I spoke to my son about what I had witnessed, and he was familiar with the phenomenon. There are apparently entire communities of like-minded role players who not only take on the roles of cops, dispatchers, civilians, criminals, etc., but they also create their own software and apps to go along with the game.

I want to put a little finer point on this idea of creating add-on software and apps for GTA5. The cop I was watching had a cop car, sirens and lights, police radio system, in-car radar, and supplies in his trunk (including Clorex wipes) that are not part of GTA5. They had to be created by some interested third-party. Like I said, there’s an entire community, including coders and graphic designers, who make this role playing possible.

Discovering this world of role players opened my eyes, yet again, to the fact that, no matter how worldly I think I am, I really live a fairly narrow, naïve life. There is so much going on in the world right now that I I’m completely unaware of.

When I was younger, I believed the everyone was generally good. I thought that the troubled, evil people I saw on TV were just the figment of some writer’s imagination. I didn’t think that these types of people actually existed in the real world. Even as I got older, I still didn’t fully comprehend how different the world could be from what I saw with my own two eyes.

Once, in a fiction writing workshop in grad school, we read the book Once Upon a River by Bonnie Jo Campbell. I thought the book was terrific. In the workshop, I admitted that I liked it very much, but that I had a problem with part of the storyline. In the book, the protagonist, a 15-year old female runaway, sleeps with every adult male who crosses her path, with the exception of an 80-year old gay man. My problem, I explained, was that I didn’t believe that so many adult males would have such low morals as to have sex with a 15-year old.

My professor and several classmates looked at me with a combination of confusion and derision. I don’t think they could believe my naivete. To them, the storyline was completely believable.

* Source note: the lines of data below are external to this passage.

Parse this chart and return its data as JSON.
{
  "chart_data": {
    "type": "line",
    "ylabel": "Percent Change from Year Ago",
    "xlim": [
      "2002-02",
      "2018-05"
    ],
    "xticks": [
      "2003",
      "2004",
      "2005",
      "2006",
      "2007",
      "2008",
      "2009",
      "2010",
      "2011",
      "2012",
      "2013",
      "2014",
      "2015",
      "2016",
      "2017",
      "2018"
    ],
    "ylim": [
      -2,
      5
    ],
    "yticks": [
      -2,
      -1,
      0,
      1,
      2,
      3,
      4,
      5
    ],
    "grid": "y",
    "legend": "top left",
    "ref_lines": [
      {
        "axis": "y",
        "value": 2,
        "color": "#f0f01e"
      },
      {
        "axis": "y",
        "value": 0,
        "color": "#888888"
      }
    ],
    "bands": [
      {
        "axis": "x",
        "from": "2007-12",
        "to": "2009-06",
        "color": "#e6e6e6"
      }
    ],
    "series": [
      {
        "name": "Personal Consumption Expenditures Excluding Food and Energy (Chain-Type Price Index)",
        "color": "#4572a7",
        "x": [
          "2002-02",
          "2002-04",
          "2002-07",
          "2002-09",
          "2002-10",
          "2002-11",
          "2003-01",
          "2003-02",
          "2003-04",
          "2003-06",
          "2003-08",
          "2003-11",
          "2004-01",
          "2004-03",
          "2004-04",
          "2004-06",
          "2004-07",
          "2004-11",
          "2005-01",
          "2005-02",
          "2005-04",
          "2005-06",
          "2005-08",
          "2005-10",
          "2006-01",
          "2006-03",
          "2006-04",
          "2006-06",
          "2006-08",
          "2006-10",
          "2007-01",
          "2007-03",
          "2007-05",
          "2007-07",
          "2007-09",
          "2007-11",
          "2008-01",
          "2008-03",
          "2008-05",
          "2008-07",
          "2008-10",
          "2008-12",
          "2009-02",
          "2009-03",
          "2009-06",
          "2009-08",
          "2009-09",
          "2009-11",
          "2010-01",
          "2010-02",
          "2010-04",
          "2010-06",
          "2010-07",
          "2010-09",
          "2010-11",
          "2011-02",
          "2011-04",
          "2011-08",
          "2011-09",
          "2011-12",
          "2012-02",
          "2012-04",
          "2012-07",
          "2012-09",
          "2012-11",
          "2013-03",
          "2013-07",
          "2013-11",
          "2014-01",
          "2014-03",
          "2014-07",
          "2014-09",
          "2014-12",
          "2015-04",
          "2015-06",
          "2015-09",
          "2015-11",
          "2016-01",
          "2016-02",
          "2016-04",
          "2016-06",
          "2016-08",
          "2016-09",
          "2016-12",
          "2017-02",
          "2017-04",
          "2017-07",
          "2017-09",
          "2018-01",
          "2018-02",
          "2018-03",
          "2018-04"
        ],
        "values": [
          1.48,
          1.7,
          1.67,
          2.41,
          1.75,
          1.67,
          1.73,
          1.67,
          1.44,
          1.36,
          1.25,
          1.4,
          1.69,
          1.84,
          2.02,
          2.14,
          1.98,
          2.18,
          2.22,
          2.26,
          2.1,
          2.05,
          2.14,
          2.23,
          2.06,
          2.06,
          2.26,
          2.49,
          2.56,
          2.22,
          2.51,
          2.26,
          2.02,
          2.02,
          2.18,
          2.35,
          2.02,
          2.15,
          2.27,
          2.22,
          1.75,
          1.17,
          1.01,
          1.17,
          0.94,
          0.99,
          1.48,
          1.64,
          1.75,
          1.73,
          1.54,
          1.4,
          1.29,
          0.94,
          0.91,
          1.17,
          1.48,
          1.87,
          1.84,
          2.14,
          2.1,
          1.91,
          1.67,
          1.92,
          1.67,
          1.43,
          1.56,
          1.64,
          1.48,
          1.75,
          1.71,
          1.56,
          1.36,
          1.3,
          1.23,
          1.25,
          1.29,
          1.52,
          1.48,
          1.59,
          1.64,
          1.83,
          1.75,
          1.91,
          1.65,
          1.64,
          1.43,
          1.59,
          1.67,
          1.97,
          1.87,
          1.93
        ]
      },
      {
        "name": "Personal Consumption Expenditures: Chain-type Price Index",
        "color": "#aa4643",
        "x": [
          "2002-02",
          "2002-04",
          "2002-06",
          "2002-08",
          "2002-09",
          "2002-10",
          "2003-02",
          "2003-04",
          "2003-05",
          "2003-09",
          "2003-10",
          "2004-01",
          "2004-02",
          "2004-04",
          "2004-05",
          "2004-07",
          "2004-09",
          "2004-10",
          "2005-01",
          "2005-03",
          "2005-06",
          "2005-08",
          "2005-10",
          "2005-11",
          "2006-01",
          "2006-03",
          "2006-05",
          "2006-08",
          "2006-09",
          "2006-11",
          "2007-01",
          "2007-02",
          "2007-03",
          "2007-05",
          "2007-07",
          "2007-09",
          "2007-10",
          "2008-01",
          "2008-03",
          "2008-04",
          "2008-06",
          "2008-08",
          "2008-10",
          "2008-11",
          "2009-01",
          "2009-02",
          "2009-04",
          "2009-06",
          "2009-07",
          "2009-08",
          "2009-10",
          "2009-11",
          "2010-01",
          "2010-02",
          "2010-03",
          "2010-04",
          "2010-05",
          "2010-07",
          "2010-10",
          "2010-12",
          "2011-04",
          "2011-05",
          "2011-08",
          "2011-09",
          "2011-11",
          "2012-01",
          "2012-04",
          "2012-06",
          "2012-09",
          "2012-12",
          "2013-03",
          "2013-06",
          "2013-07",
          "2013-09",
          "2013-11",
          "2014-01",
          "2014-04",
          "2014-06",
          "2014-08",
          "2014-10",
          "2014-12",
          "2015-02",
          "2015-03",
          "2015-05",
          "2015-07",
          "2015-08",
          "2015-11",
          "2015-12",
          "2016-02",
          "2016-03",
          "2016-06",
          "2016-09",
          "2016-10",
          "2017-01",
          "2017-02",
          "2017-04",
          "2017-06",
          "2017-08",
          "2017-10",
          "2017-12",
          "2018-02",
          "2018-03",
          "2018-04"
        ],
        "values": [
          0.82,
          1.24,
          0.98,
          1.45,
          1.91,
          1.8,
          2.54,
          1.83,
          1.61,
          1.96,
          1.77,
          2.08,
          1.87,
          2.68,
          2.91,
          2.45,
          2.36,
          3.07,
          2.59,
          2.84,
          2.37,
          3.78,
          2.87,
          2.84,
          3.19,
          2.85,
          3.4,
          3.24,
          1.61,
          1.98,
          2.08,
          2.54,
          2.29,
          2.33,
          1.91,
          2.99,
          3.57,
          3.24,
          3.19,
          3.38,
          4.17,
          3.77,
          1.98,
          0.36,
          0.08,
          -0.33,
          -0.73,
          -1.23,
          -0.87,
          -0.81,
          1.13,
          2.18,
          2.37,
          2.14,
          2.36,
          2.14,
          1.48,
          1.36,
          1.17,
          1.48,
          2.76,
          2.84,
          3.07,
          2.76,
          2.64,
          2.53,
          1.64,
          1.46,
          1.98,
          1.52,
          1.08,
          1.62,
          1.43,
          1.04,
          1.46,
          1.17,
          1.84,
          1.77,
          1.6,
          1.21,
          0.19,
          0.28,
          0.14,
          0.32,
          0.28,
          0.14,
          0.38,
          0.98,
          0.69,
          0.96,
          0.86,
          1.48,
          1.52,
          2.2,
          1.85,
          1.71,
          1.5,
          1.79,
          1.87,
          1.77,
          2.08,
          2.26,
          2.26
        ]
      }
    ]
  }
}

Their lived experience told them that what the young protagonist went through was not only believable, but expected. My experience, on the other hand, told me that adults simply don’t act this way.

I have to admit that in the intervening years, I have come closer to sharing my professor’s and classmates’ opinions. People are not as good as I thought they were. And in particular, adult males are not as good. This saddens me, but it does open my eyes more to the world as it is, rather than the world that I saw while looking through rose-colored glasses. And, although I’m not happy to learn that the world isn’t the generally good place I thought it was, as a writer, it is good to know the truth, or at least as much of the truth as I can.